Throughout history, marriages have been made solely for political reasons. For example, King John II of Castile married Maria of Aragon (sister to King John II of Aragon) to produce an heir to inherit the thrones of Aragon and Castile, therefore unifying the two regions.

          After her father, King John II of Castile died, Isabella was pressured by her brother King Henry IV to marry King Alfonso V of Portugal, but she refused to, knowing that the nobles did not approve of Henry.

          She secretly sent out a member of the royal court to look for suitors for her. He brought back news of Ferdinand, the handsome, young prince of Aragon. Isabella gained support for this marriage as it would bring unity between the two kingdoms of Castile and Aragon, perhaps even unifying the whole of Spain one day. They married four days after they met.



Marriage: Bonding two areas, and two lives

       Diplomatically, Ferdinand held less power because Aragon was much smaller then Castile. But privately, Isabella assured him that they would make decisions together and developed the motto, "the one as much as the other". Their marriage was at first political, but they grew to love and trust each other.


         Ferdinand inherited Aragon in a stable condition thanks to the efforts of his father. However, Castile was in chaos; the previous kings (John II of Castile and Henry IV) had not properly managed affairs, leaving the area with a high crime rate, different laws in every other town, and there was not even a common currency.

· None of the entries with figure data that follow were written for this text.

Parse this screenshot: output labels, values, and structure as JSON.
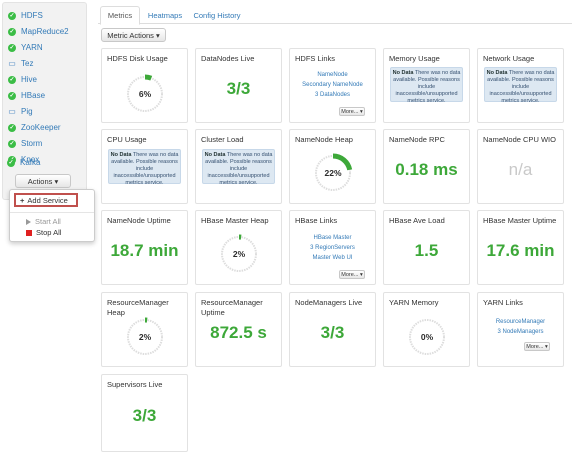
{
  "sidebar": {
    "services": [
      {
        "name": "HDFS",
        "status": "ok"
      },
      {
        "name": "MapReduce2",
        "status": "ok"
      },
      {
        "name": "YARN",
        "status": "ok"
      },
      {
        "name": "Tez",
        "status": "monitor"
      },
      {
        "name": "Hive",
        "status": "ok"
      },
      {
        "name": "HBase",
        "status": "ok"
      },
      {
        "name": "Pig",
        "status": "monitor"
      },
      {
        "name": "ZooKeeper",
        "status": "ok"
      },
      {
        "name": "Storm",
        "status": "ok"
      },
      {
        "name": "Knox",
        "status": "ok"
      },
      {
        "name": "Kafka",
        "status": "ok"
      }
    ],
    "actions_label": "Actions ▾",
    "dropdown": {
      "add_service": "Add Service",
      "start_all": "Start All",
      "stop_all": "Stop All"
    }
  },
  "tabs": [
    {
      "label": "Metrics",
      "active": true
    },
    {
      "label": "Heatmaps",
      "active": false
    },
    {
      "label": "Config History",
      "active": false
    }
  ],
  "metric_actions_label": "Metric Actions ▾",
  "nodata_text": {
    "bold": "No Data",
    "rest": "There was no data available. Possible reasons include inaccessible/unsupported metrics service."
  },
  "more_label": "More... ▾",
  "widgets": {
    "hdfs_disk_usage": {
      "title": "HDFS Disk Usage",
      "value": "6%",
      "percent": 6
    },
    "datanodes_live": {
      "title": "DataNodes Live",
      "value": "3/3"
    },
    "hdfs_links": {
      "title": "HDFS Links",
      "links": [
        "NameNode",
        "Secondary NameNode",
        "3 DataNodes"
      ]
    },
    "memory_usage": {
      "title": "Memory Usage"
    },
    "network_usage": {
      "title": "Network Usage"
    },
    "cpu_usage": {
      "title": "CPU Usage"
    },
    "cluster_load": {
      "title": "Cluster Load"
    },
    "namenode_heap": {
      "title": "NameNode Heap",
      "value": "22%",
      "percent": 22
    },
    "namenode_rpc": {
      "title": "NameNode RPC",
      "value": "0.18 ms"
    },
    "namenode_cpu_wio": {
      "title": "NameNode CPU WIO",
      "value": "n/a"
    },
    "namenode_uptime": {
      "title": "NameNode Uptime",
      "value": "18.7 min"
    },
    "hbase_master_heap": {
      "title": "HBase Master Heap",
      "value": "2%",
      "percent": 2
    },
    "hbase_links": {
      "title": "HBase Links",
      "links": [
        "HBase Master",
        "3 RegionServers",
        "Master Web UI"
      ]
    },
    "hbase_ave_load": {
      "title": "HBase Ave Load",
      "value": "1.5"
    },
    "hbase_master_uptime": {
      "title": "HBase Master Uptime",
      "value": "17.6 min"
    },
    "rm_heap": {
      "title": "ResourceManager Heap",
      "value": "2%",
      "percent": 2
    },
    "rm_uptime": {
      "title": "ResourceManager Uptime",
      "value": "872.5 s"
    },
    "nodemanagers_live": {
      "title": "NodeManagers Live",
      "value": "3/3"
    },
    "yarn_memory": {
      "title": "YARN Memory",
      "value": "0%",
      "percent": 0
    },
    "yarn_links": {
      "title": "YARN Links",
      "links": [
        "ResourceManager",
        "3 NodeManagers"
      ]
    },
    "supervisors_live": {
      "title": "Supervisors Live",
      "value": "3/3"
    }
  },
  "colors": {
    "ok": "#3bbd46",
    "value": "#3da839",
    "link": "#337ab7",
    "gauge_fill": "#3da839",
    "gauge_track": "#dddddd"
  }
}
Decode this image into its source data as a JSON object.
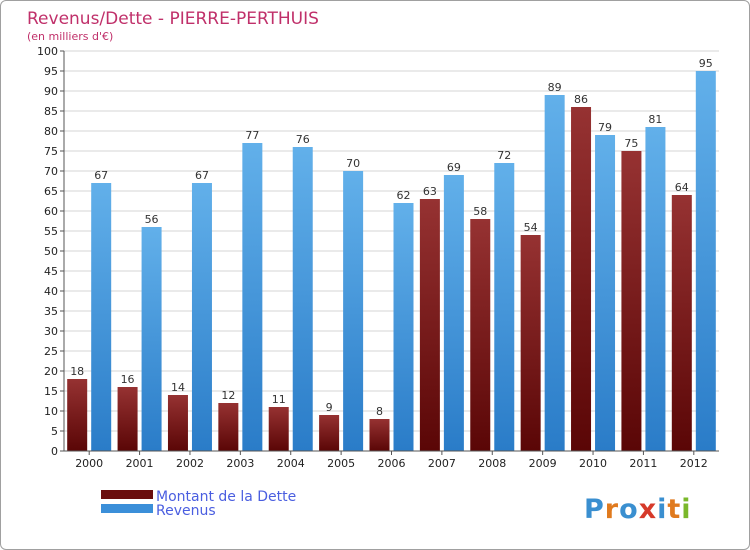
{
  "chart_data": {
    "type": "bar",
    "title": "Revenus/Dette - PIERRE-PERTHUIS",
    "subtitle": "(en milliers d'€)",
    "categories": [
      "2000",
      "2001",
      "2002",
      "2003",
      "2004",
      "2005",
      "2006",
      "2007",
      "2008",
      "2009",
      "2010",
      "2011",
      "2012"
    ],
    "series": [
      {
        "name": "Montant de la Dette",
        "values": [
          18,
          16,
          14,
          12,
          11,
          9,
          8,
          63,
          58,
          54,
          86,
          75,
          64
        ]
      },
      {
        "name": "Revenus",
        "values": [
          67,
          56,
          67,
          77,
          76,
          70,
          62,
          69,
          72,
          89,
          79,
          81,
          95
        ]
      }
    ],
    "ylim": [
      0,
      100
    ],
    "ytick_step": 5,
    "grid": true,
    "legend": "bottom-left",
    "xlabel": "",
    "ylabel": ""
  },
  "colors": {
    "debt": "#7a1616",
    "debt_light": "#9b3535",
    "revenue": "#3b8fd9",
    "revenue_light": "#5dade8",
    "title": "#c0306a",
    "legend_text": "#4a5ee0"
  },
  "brand": {
    "text": "Proxiti"
  }
}
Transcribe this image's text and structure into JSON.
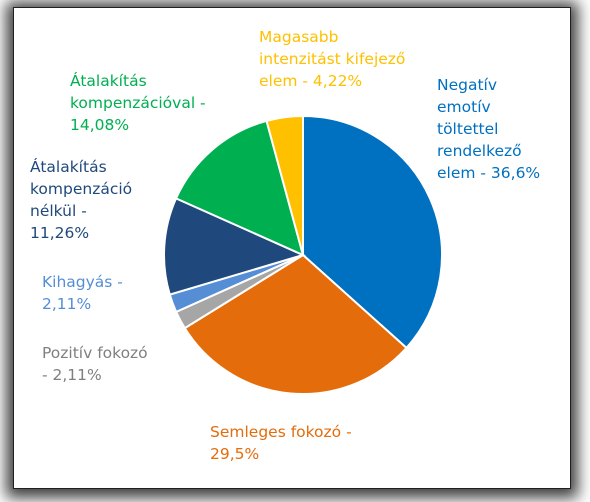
{
  "chart_data": {
    "type": "pie",
    "start_angle_deg": 0,
    "direction": "clockwise",
    "slices": [
      {
        "label_lines": [
          "Negatív",
          "emotív",
          "töltettel",
          "rendelkező",
          "elem - 36,6%"
        ],
        "value": 36.6,
        "color": "#0070C0"
      },
      {
        "label_lines": [
          "Semleges fokozó -",
          "29,5%"
        ],
        "value": 29.5,
        "color": "#E46C0A"
      },
      {
        "label_lines": [
          "Pozitív fokozó",
          "- 2,11%"
        ],
        "value": 2.11,
        "color": "#A6A6A6"
      },
      {
        "label_lines": [
          "Kihagyás -",
          "2,11%"
        ],
        "value": 2.11,
        "color": "#558ED5"
      },
      {
        "label_lines": [
          "Átalakítás",
          "kompenzáció",
          "nélkül -",
          "11,26%"
        ],
        "value": 11.26,
        "color": "#1F497D"
      },
      {
        "label_lines": [
          "Átalakítás",
          "kompenzációval -",
          "14,08%"
        ],
        "value": 14.08,
        "color": "#00B050"
      },
      {
        "label_lines": [
          "Magasabb",
          "intenzitást kifejező",
          "elem - 4,22%"
        ],
        "value": 4.22,
        "color": "#FFC000"
      }
    ],
    "label_colors": [
      "#0070C0",
      "#E46C0A",
      "#7F7F7F",
      "#558ED5",
      "#1F497D",
      "#00B050",
      "#FFC000"
    ],
    "slice_border_color": "#FFFFFF"
  }
}
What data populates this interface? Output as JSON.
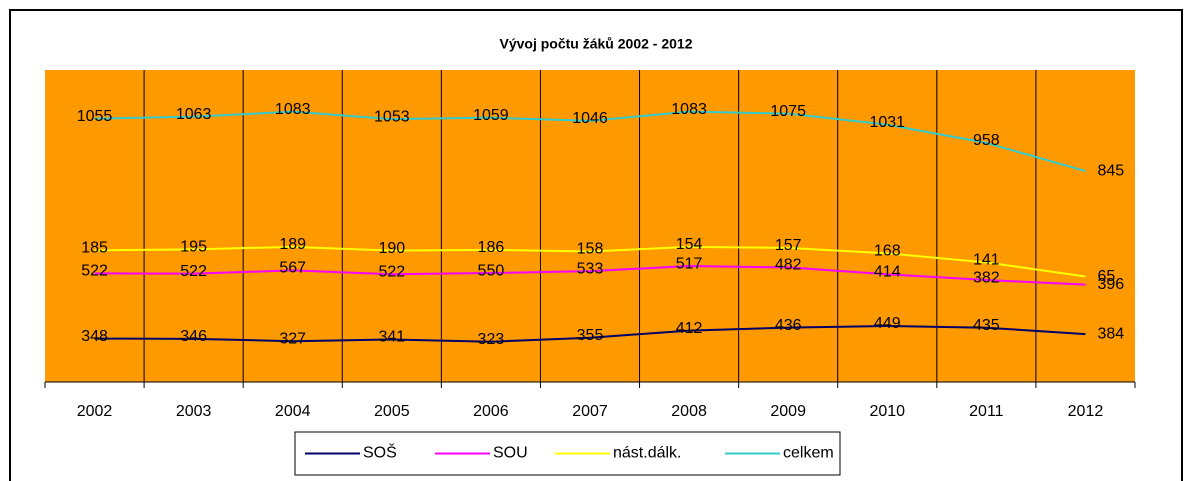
{
  "chart_data": {
    "type": "line",
    "stacked": true,
    "title": "Vývoj počtu žáků 2002 - 2012",
    "categories": [
      "2002",
      "2003",
      "2004",
      "2005",
      "2006",
      "2007",
      "2008",
      "2009",
      "2010",
      "2011",
      "2012"
    ],
    "ylim": [
      0,
      2500
    ],
    "series": [
      {
        "name": "SOŠ",
        "color": "#000066",
        "values": [
          348,
          346,
          327,
          341,
          323,
          355,
          412,
          436,
          449,
          435,
          384
        ]
      },
      {
        "name": "SOU",
        "color": "#FF00FF",
        "values": [
          522,
          522,
          567,
          522,
          550,
          533,
          517,
          482,
          414,
          382,
          396
        ]
      },
      {
        "name": "nást.dálk.",
        "color": "#FFFF00",
        "values": [
          185,
          195,
          189,
          190,
          186,
          158,
          154,
          157,
          168,
          141,
          65
        ]
      },
      {
        "name": "celkem",
        "color": "#33CCCC",
        "values": [
          1055,
          1063,
          1083,
          1053,
          1059,
          1046,
          1083,
          1075,
          1031,
          958,
          845
        ]
      }
    ],
    "legend": "bottom",
    "plot_background": "#FF9900"
  }
}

       In Castile, the nobles held the power. Each area had their own set of laws; however, groups of people called hermandades acted as law enforcers. The nobles kept money for themselves, sucking the royal treasury dry. This also meant that most of the population were poverty-stricken. With no stable central government, trade, agriculture, and infrastructure were practically nonexistent.
       With many more problems, the marriage of Ferdinand and Isabella had already formed a partnership with a daunting task of rebuilding the corrupt, separate area of Castile.